I drive south on Route 9 toward my goal. Ever since I crossed the Mid-Hudson Bridge, the vista has offered nothing but the works of man, spreading vastly to either side: one enormous monument to middlebrow consumption. Store after store after store; and lo and behold, they are exactly--down to the blueprint, up to the items' placement on the shelves--identical to stores in Akron, Ohio, and Your Town, Your State, too. Soon I will sit still by traveling all over.
I remember this road, north-south through Poughkeepsie, the place that schooled me, as a country road through farmland. But that was in ancient times.

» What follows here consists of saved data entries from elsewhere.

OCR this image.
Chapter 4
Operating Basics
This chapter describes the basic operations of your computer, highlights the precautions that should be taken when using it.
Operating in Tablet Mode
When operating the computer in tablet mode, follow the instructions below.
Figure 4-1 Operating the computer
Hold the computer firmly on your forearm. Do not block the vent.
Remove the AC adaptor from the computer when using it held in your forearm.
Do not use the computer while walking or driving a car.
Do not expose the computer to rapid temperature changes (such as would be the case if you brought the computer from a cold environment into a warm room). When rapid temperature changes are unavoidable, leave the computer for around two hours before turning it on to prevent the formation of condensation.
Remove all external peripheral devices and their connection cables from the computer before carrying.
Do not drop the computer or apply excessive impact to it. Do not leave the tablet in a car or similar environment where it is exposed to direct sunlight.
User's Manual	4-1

Today I was on a secret mission, as Santa's elf, to H&M at Poughkeepsie Galleria Mall. As I turned in to the lot, it struck me right between the eyes: Jeez, is man complicated! To have made all this--and there was a heck of a lot of "this."
I should have felt slightly sick, slightly guilty. I should have boycotted the relentless commerce, the destructive commerce, the blinding, empty commerce. But I did not. Or at least, part of me did not; another part, counterposed, did. In other words, I am a stone hypocrite. I like my little luxuries, aka unnecessary stuff. I like buying presents for people who also like luxuries. I like shopping at the fancy-foods store (hey, all you really need to live perfectly fine is oatmeal), the one that grew from the seed of the primitive vegetable stand that we used to visit in college. Now it is our area's only source for triple-creme cheeses and European cookies. And instead of bemoaning the loss of an impossibly humble, genuine and real bit of history, I am pleased as punch it's here.
Last night, I went to church for Christmas Eve service. I loved seeing the candles glittering in the windows with dark night beyond, the scent of the undecorated firs flanking the altar, the choir singing and the organ vibrating the floor beneath my feet. I loved the message from the pulpit as well the place in which it was delivered--love; compassion; empathy; look past the stuff, into the heart--even though to do so was another manifestation of my hypocrisy, for I am an atheist.
For the human animal, maybe hypocrisy is a font of richness. For this particular human animal, it is the beginning of a happy dissonance, one that resonates like bells, with their sound that goes on after the metal is struck. Their sound that says, This is joy.